PyTorch Graph Neural Networks
Introduction
Graph Neural Networks (GNNs) are a powerful class of deep learning models designed specifically to work with graph-structured data. Unlike traditional neural networks that process data in Euclidean space (like images or sequences), GNNs can operate on data represented as graphs - consisting of nodes (vertices) and edges (connections between nodes).
In this tutorial, we'll explore how to implement GNNs using PyTorch, particularly with the PyTorch Geometric (PyG) library, which provides ready-to-use implementations of popular GNN architectures.
Graphs are everywhere in real life:
- Social networks (users as nodes, friendships as edges)
- Molecules (atoms as nodes, bonds as edges)
- Citation networks (papers as nodes, citations as edges)

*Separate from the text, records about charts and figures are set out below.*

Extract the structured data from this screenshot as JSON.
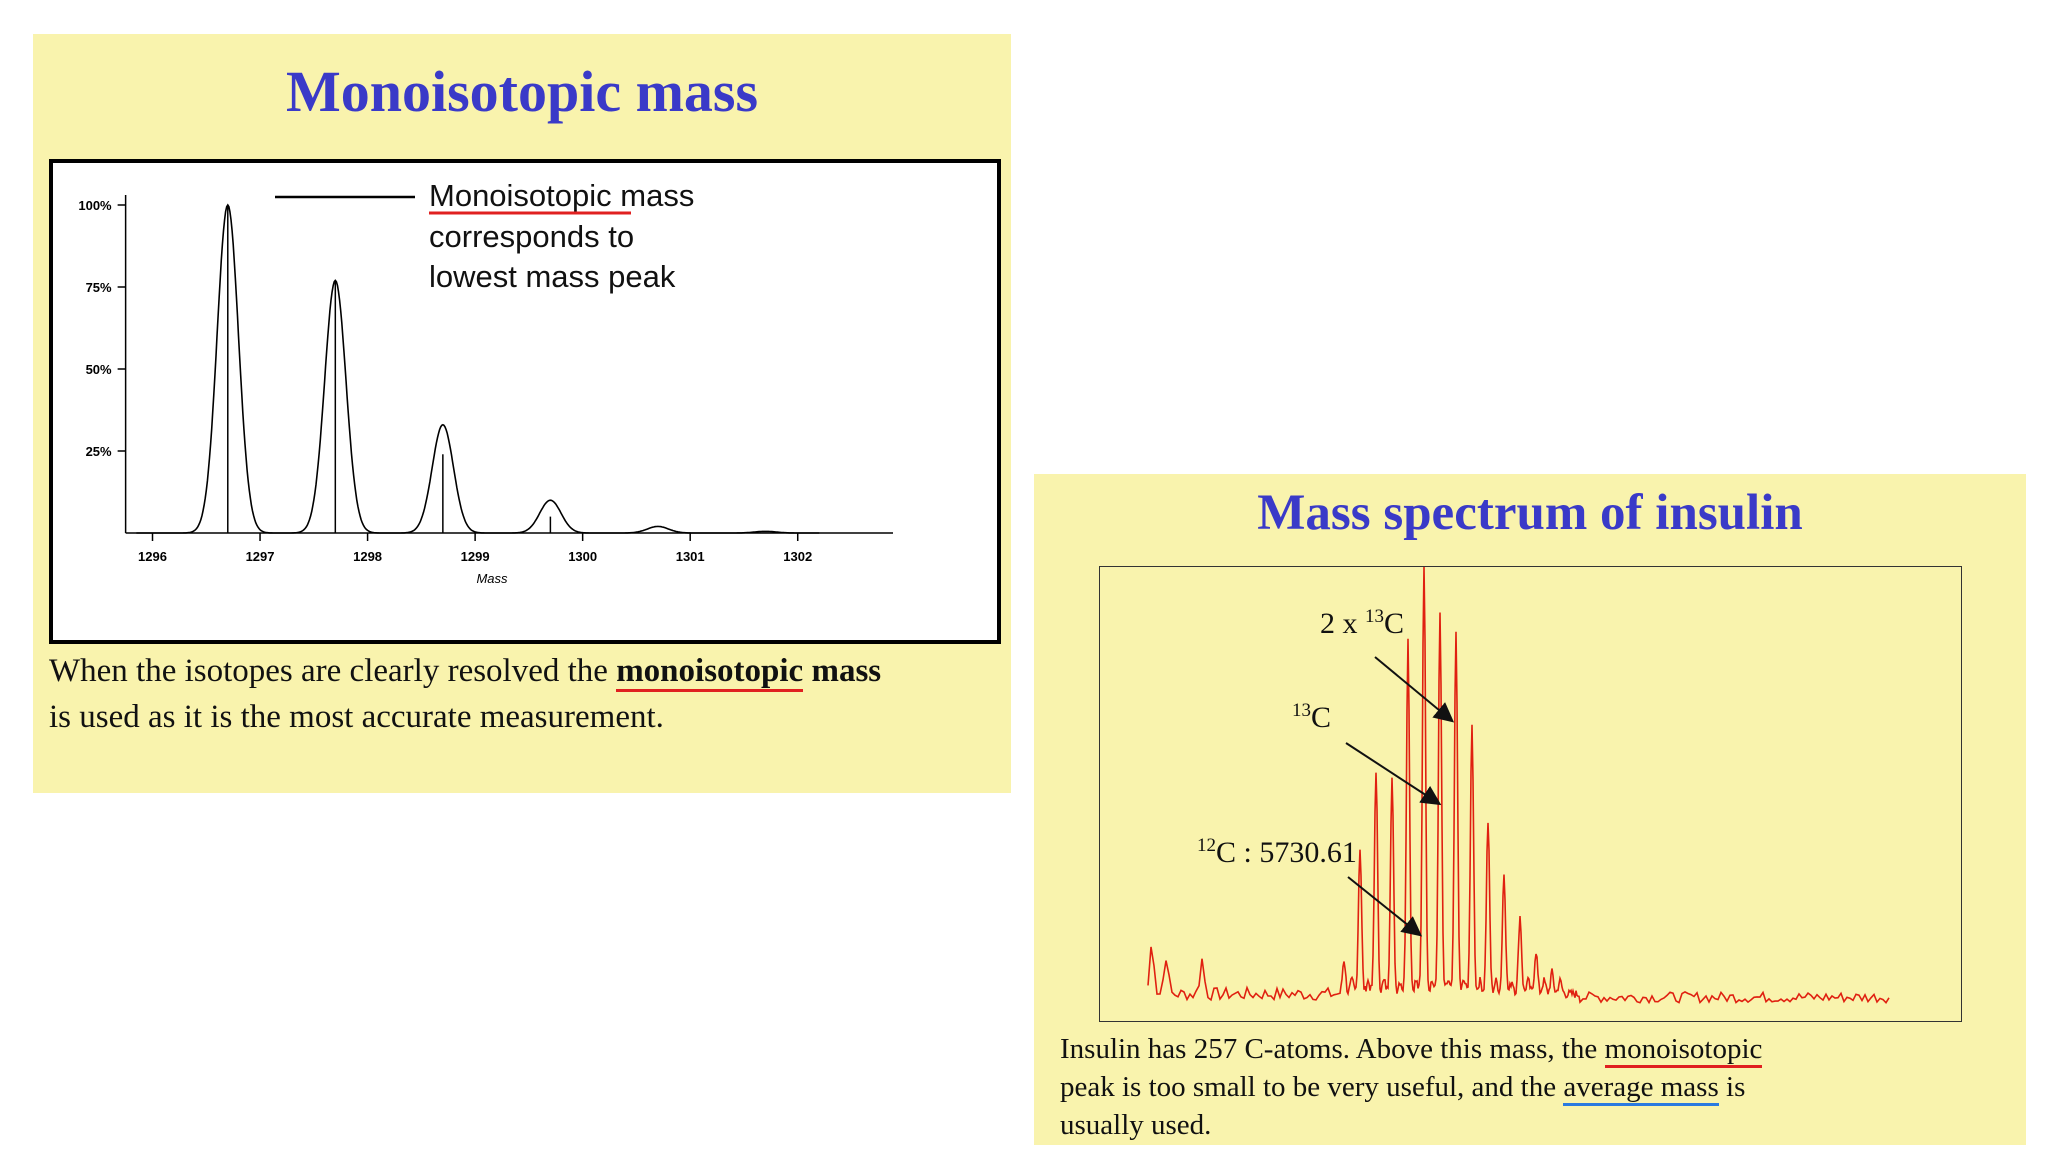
{
  "slide1": {
    "title": "Monoisotopic mass",
    "annotation": {
      "line1_underlined": "Monoisotopic",
      "line1_rest": " mass",
      "line2": "corresponds to",
      "line3": "lowest mass peak"
    },
    "caption": {
      "part1": "When the isotopes are clearly resolved the ",
      "bold_underlined": "monoisotopic",
      "bold_rest": " mass",
      "part2": "is used as it is the most accurate measurement."
    }
  },
  "slide2": {
    "title": "Mass spectrum of insulin",
    "labels": {
      "two_c13_prefix": "2 x ",
      "two_c13_sup": "13",
      "two_c13_suffix": "C",
      "c13_sup": "13",
      "c13_suffix": "C",
      "c12_sup": "12",
      "c12_suffix": "C : 5730.61"
    },
    "caption": {
      "part1": "Insulin has 257 C-atoms. Above this mass, the ",
      "u_red": "monoisotopic",
      "part2": "peak is too small to be very useful, and the ",
      "u_blue": "average mass",
      "part3": " is",
      "part4": "usually used."
    }
  },
  "colors": {
    "slide_bg": "#f9f3ad",
    "title": "#3a3ac8",
    "spectrum": "#e02010",
    "underline_red": "#e02020",
    "underline_blue": "#2a7ae0"
  },
  "chart_data": [
    {
      "type": "line",
      "xlabel": "Mass",
      "ylabel": "",
      "xlim": [
        1295.8,
        1302.7
      ],
      "ylim": [
        0,
        100
      ],
      "x_ticks": [
        "1296",
        "1297",
        "1298",
        "1299",
        "1300",
        "1301",
        "1302"
      ],
      "y_ticks": [
        "25%",
        "50%",
        "75%",
        "100%"
      ],
      "y_tick_values": [
        25,
        50,
        75,
        100
      ],
      "peaks": [
        {
          "mass": 1296.7,
          "intensity": 100,
          "stick": 100
        },
        {
          "mass": 1297.7,
          "intensity": 77,
          "stick": 77
        },
        {
          "mass": 1298.7,
          "intensity": 33,
          "stick": 24
        },
        {
          "mass": 1299.7,
          "intensity": 10,
          "stick": 5
        },
        {
          "mass": 1300.7,
          "intensity": 2,
          "stick": 0
        },
        {
          "mass": 1301.7,
          "intensity": 0.5,
          "stick": 0
        }
      ]
    },
    {
      "type": "line",
      "title": "",
      "xlabel": "",
      "ylabel": "",
      "peaks_relative": [
        8,
        34,
        52,
        50,
        82,
        100,
        88,
        84,
        62,
        40,
        28,
        18,
        10,
        5
      ],
      "grid": false
    }
  ]
}
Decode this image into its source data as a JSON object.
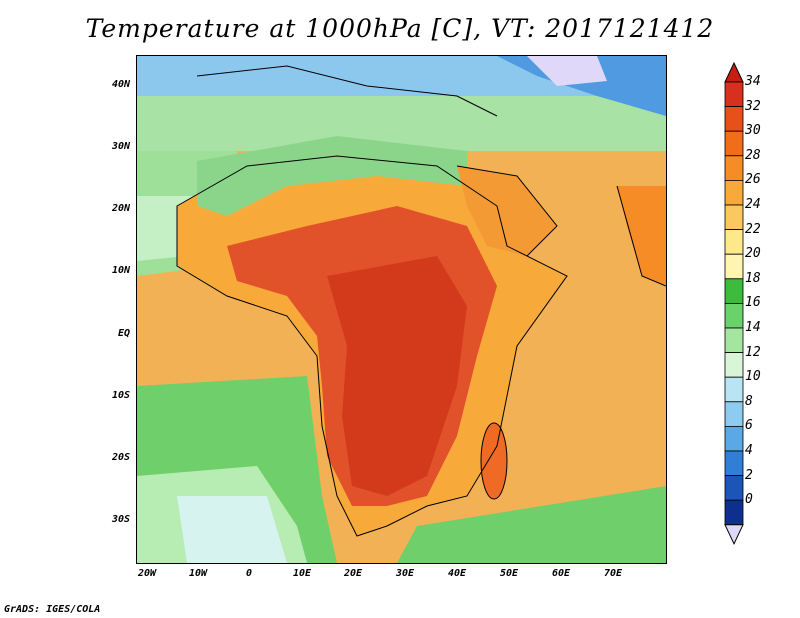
{
  "title": "Temperature at 1000hPa [C], VT: 2017121412",
  "credit": "GrADS: IGES/COLA",
  "lat_labels": [
    "40N",
    "30N",
    "20N",
    "10N",
    "EQ",
    "10S",
    "20S",
    "30S"
  ],
  "lon_labels": [
    "20W",
    "10W",
    "0",
    "10E",
    "20E",
    "30E",
    "40E",
    "50E",
    "60E",
    "70E"
  ],
  "colorbar": {
    "labels": [
      "34",
      "32",
      "30",
      "28",
      "26",
      "24",
      "22",
      "20",
      "18",
      "16",
      "14",
      "12",
      "10",
      "8",
      "6",
      "4",
      "2",
      "0"
    ],
    "colors": [
      "#d7301f",
      "#e8501a",
      "#f06d1a",
      "#f58c25",
      "#f7aa3a",
      "#fbc85e",
      "#fde88a",
      "#fff5b0",
      "#3dbb3d",
      "#6ad26a",
      "#a4e6a0",
      "#d8f5d8",
      "#b9e4f4",
      "#8ecbf0",
      "#5aa8e6",
      "#2f7fd6",
      "#1b55b8",
      "#0f2f8f",
      "#0a1a66"
    ],
    "over_color": "#c81e10",
    "under_color": "#e0d8f8"
  },
  "map_colors": {
    "ocean": "#f2a24a",
    "cool_north": "#6fb6ea",
    "green_band": "#8bd58a",
    "desert": "#f7aa3a",
    "hot_core": "#dc3b1c",
    "south_ocean": "#72cf6e",
    "cold_sea": "#d6f3f0"
  }
}
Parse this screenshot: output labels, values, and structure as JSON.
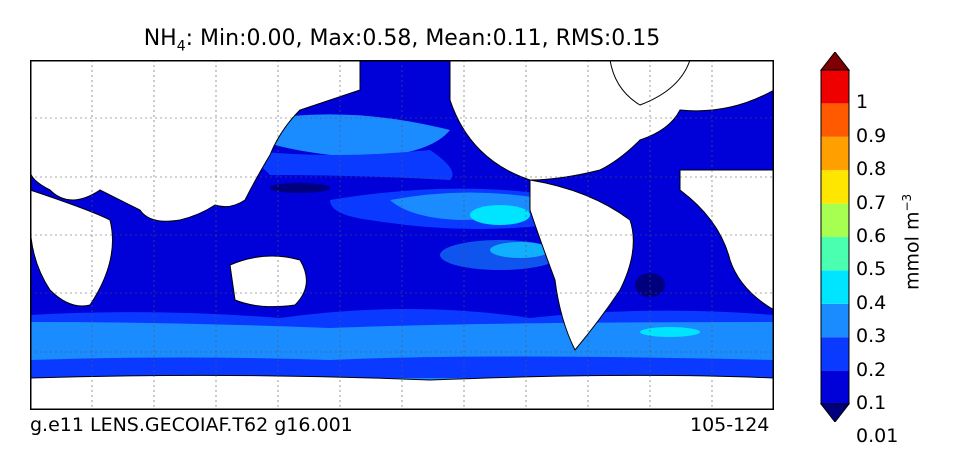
{
  "title": {
    "species": "NH",
    "subscript": "4",
    "stats": ": Min:0.00, Max:0.58, Mean:0.11, RMS:0.15"
  },
  "footer": {
    "case_name": "g.e11 LENS.GECOIAF.T62 g16.001",
    "years": "105-124"
  },
  "colorbar": {
    "unit_base": "mmol m",
    "unit_exp": "−3",
    "ticks": [
      "1",
      "0.9",
      "0.8",
      "0.7",
      "0.6",
      "0.5",
      "0.4",
      "0.3",
      "0.2",
      "0.1",
      "0.01"
    ],
    "colors": [
      "#00007f",
      "#0000d9",
      "#0a3aff",
      "#1a8cff",
      "#00e5ff",
      "#4bffb0",
      "#a7ff52",
      "#ffe600",
      "#ffa000",
      "#ff5a00",
      "#ee0000",
      "#7f0000"
    ],
    "land_color": "#ffffff"
  }
}
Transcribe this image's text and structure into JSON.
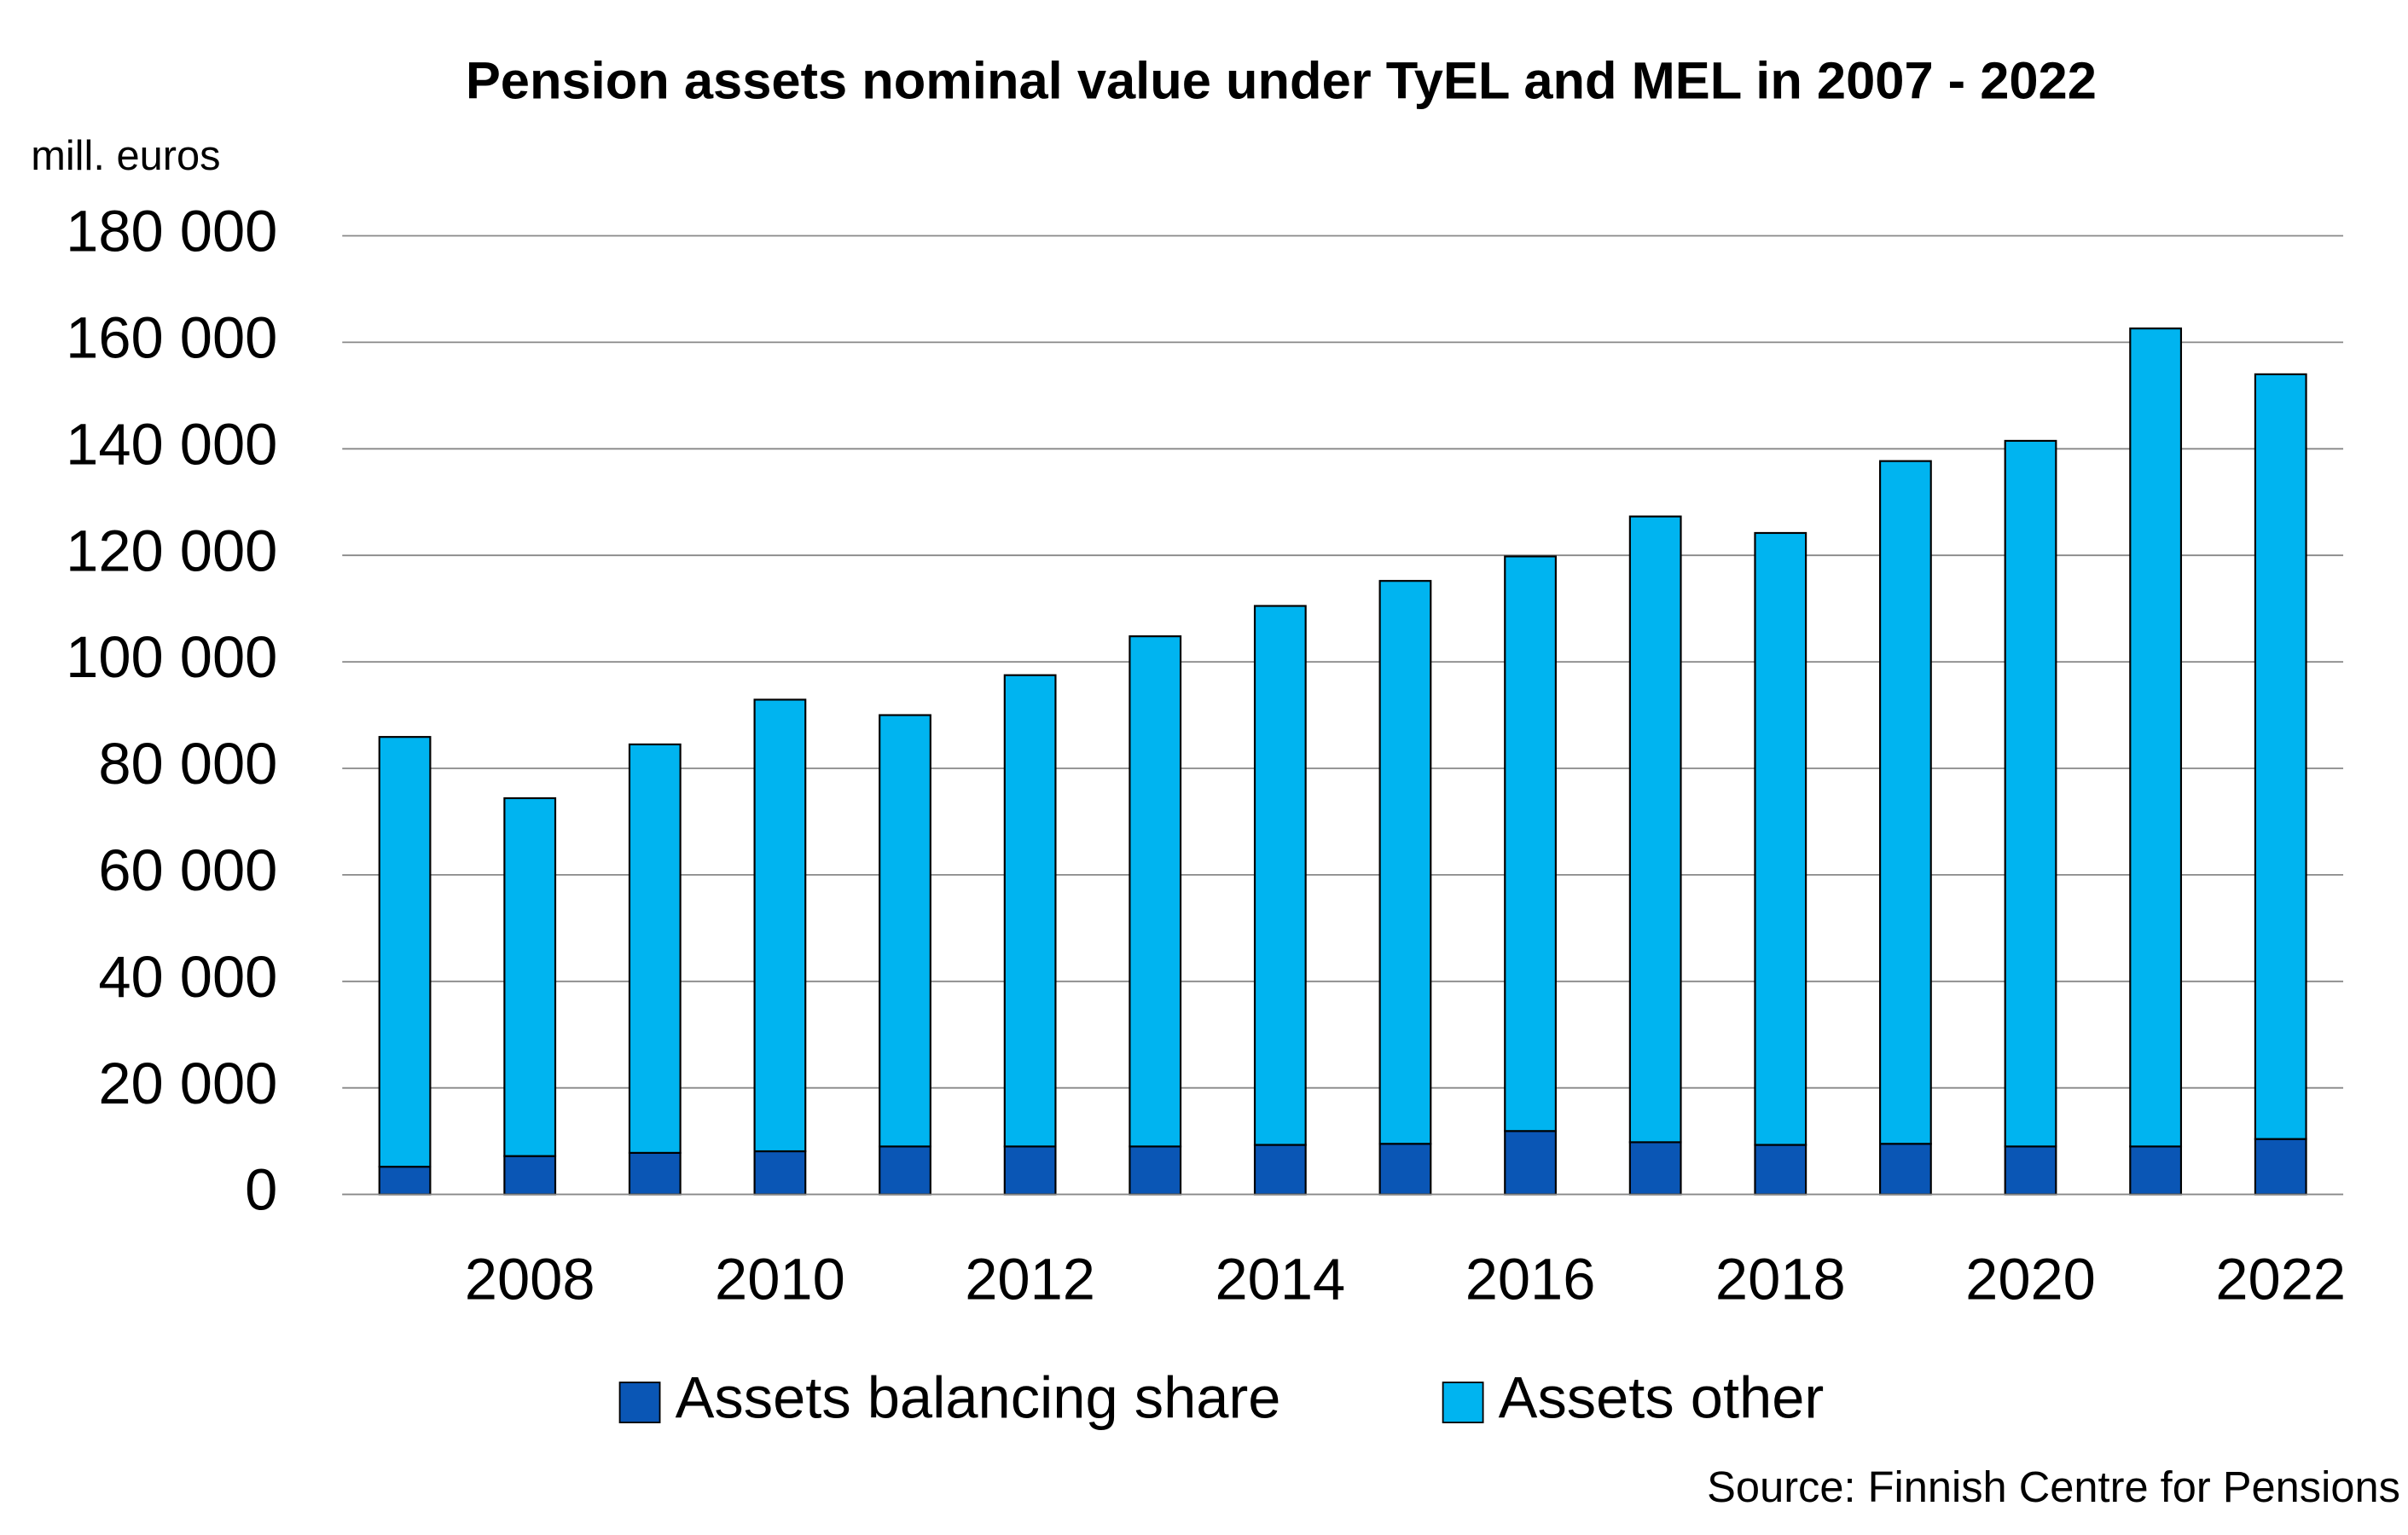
{
  "chart_data": {
    "type": "stacked_bar",
    "title": "Pension assets nominal value under TyEL and MEL in 2007 - 2022",
    "y_label": "mill. euros",
    "source": "Source: Finnish Centre for Pensions",
    "categories": [
      null,
      "2008",
      null,
      "2010",
      null,
      "2012",
      null,
      "2014",
      null,
      "2016",
      null,
      "2018",
      null,
      "2020",
      null,
      "2022"
    ],
    "series": [
      {
        "name": "Assets balancing share",
        "color": "#0a56b5",
        "values": [
          5200,
          7200,
          7800,
          8100,
          9000,
          9000,
          9000,
          9300,
          9500,
          11900,
          9800,
          9300,
          9500,
          9000,
          9000,
          10400
        ]
      },
      {
        "name": "Assets other",
        "color": "#00b4f0",
        "values": [
          80700,
          67200,
          76700,
          84800,
          81000,
          88500,
          95800,
          101200,
          105700,
          107900,
          117500,
          114900,
          128200,
          132500,
          153600,
          143600
        ]
      }
    ],
    "ylim": [
      0,
      180000
    ],
    "yticks": [
      0,
      {
        "value": 20000,
        "label": "20 000"
      },
      {
        "value": 40000,
        "label": "40 000"
      },
      {
        "value": 60000,
        "label": "60 000"
      },
      {
        "value": 80000,
        "label": "80 000"
      },
      {
        "value": 100000,
        "label": "100 000"
      },
      {
        "value": 120000,
        "label": "120 000"
      },
      {
        "value": 140000,
        "label": "140 000"
      },
      {
        "value": 160000,
        "label": "160 000"
      },
      {
        "value": 180000,
        "label": "180 000"
      }
    ],
    "grid": true,
    "legend": "bottom"
  }
}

- Recommendation systems (users and items as nodes, interactions as edges)
Prerequisites
Before diving into GNNs, you should have:
- Basic knowledge of PyTorch
- Understanding of neural networks fundamentals
- Familiarity with Python programming
Setting Up the Environment
First, let's install the necessary libraries:
pip install torch torch_geometric
Let's verify the installation and import the required libraries:
import torch
import torch_geometric
from torch_geometric.data import Data
from torch_geometric.nn import GCNConv, GAT, GraphSAGE
print(f"PyTorch version: {torch.__version__}")
print(f"PyTorch Geometric version: {torch_geometric.__version__}")
Expected output:
PyTorch version: 1.10.0
PyTorch Geometric version: 2.0.4
Understanding Graph Data Structure
In PyTorch Geometric, a graph is represented by a Data
object with several important attributes:
x
: Node features (shape: [num_nodes, num_node_features])edge_index
: Graph connectivity in COO format (shape: [2, num_edges])edge_attr
: Edge features (shape: [num_edges, num_edge_features])y
: Target labels (shape: [num_nodes] for node-level or [1] for graph-level tasks)
Let's create a simple graph with three nodes and three edges:
# Create node features: 3 nodes, each with 4 features
x = torch.tensor([[1, 2, 3, 4],
[5, 6, 7, 8],
[9, 10, 11, 12]], dtype=torch.float)
# Define the edges (in COO format)
# Each column represents an edge: [source_node, target_node]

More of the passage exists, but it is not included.